Eine Reise durch Zentralasien ist ein Farb- und Formenflash. Stoffe, Teppiche, Straßenbeleuchtung, alles ist bunt und doch nicht grell. Die Ornamentik (z.B. auf den Teppichen oder Wandbehängen in den Jurten) ist einmalig, auch wenn sich die Bedeutung nicht immer erschließt oder vielleicht auch keine hat, sondern einfach nur schön ist. Besonders überwältigend sind natürlich auch die Blautöne der Mosaike in den großen Hauptmoscheen bzw. Medresen, v.a. in Usbekistan. Nicht zu vergessen das Essen. Ja, das Essen ist traditionell fleischlastig (Schaschlik ist das Fleischgericht) , aber die Esskultur ist in deutlicher Bewegung. Zunächst einmal ist die Fleischqualität in der Regel wesentlich besser als in Europa, da zumindest für Rind und Schaf/Lamm (sowie für Pferd) gilt, dass es kaum Massentierhaltung gibt. Die Küche ist durch den Iran, die Türkei, Korea und vor allen Dingen durch Georgien beeinflusst, das schon in der Sowjetunion als Produzent kulinarischer Hochgenüsse galt. Das Gemüse, das auf den Basaren zu kaufen ist, hat eine super Qualität und ist ein Hochgenuss, gerade wenn man sich sonst vornehmlich mit holländischer oder spanischer Gewächshausware ernährt. Traurig ist, dass in ganz Zentralasien das Fastfood auf dem Vormarsch ist, teils in US-amerikanischen Varianten, teils mit eigenen nationalen Fastfoodketten, die durchaus eine akzeptable Qualität haben können.
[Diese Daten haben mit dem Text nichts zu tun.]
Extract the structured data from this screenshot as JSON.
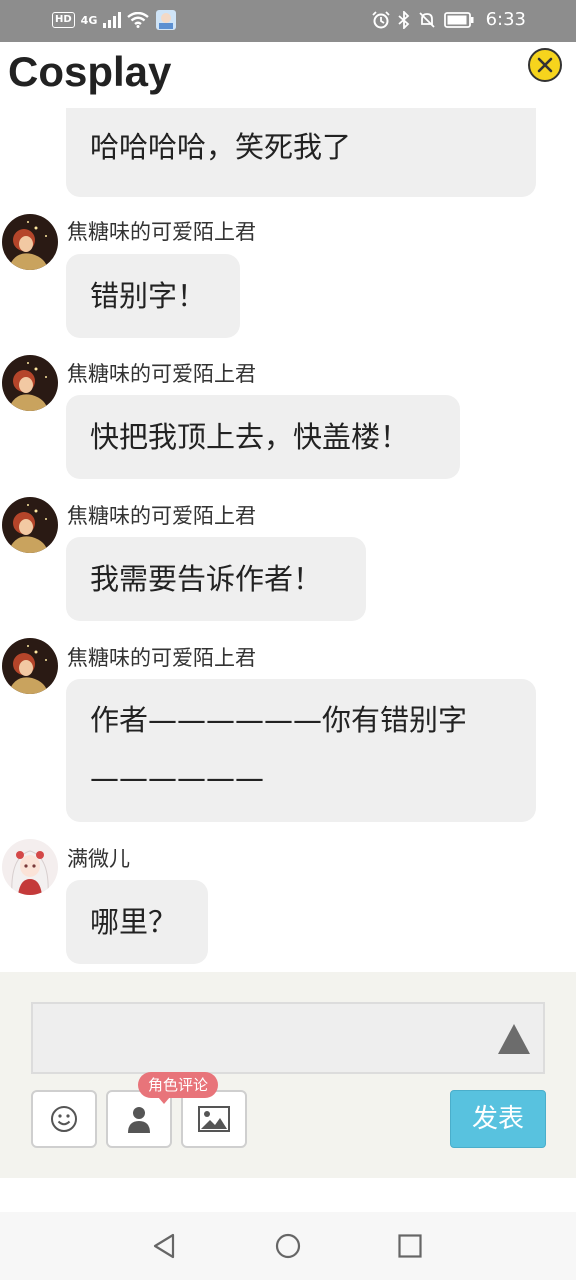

Das Pamirgebirge und der damit verbundene Highway waren ein besonderes Erlebnis der Reise. Schon die Anreise von der tadschikischen Hauptstadt Duschanbe ist besonders, auch wenn diese aufgrund der Länge und der zum Teil sehr schwierigen Staubpiste (umso mehr, weil hier massiv gebaut wird) sehr anstrengend ist. So fährt man über weite Strecken entlang der afghanischen Grenze, denn beide Länder sind hier nur durch den Fluss Pandsch getrennt. Das gilt erstrecht, wenn man im Pamir selbst die südliche Route wählt und durch den Wakhan-Korridor (auf etwa 2000m Höhe) fährt, der in weiten Teilen einer grünen Oase inmitten der riesigen Pamir-Gebirgskette gleicht. Und immer wieder ist Afghanistan im Blick, man sieht Häuser und Menschen, die Armut ist zum Greifen nah. Die Taliban zeigen sich an der Grenze nicht, dafür sieht man sehr viel tadschikisches Militär zur Grenzsicherung und zur Bekämpfung des Drogenschmuggels (ob das tatsächlich klappt oder eine Sache des Preises ist, sei mal dahingestellt). Die Natur ist einmalig und man begegnet sehr wenig Menschen, vor allem wenn auf über 4000m die Luft dünn wird. Dennoch gibt es selbst auf dieser Höhe, die das Leben extrem beschwerlich macht, eine eigentümliche Normalität und Gelassenheit der Menschen, deren Zentrum die Kleinststadt Murgab mit 7500 Einwohnern ist. Da wir aufgrund der Grenzstreitigkeiten nicht direkt nach Kirgisistan fahren konnten, mussten wir die Strecke auf tadschikischer Seite zurück in Richtung Westen und waren froh, dass unter 3000m wieder Leben ohne Extreme zu sehen war.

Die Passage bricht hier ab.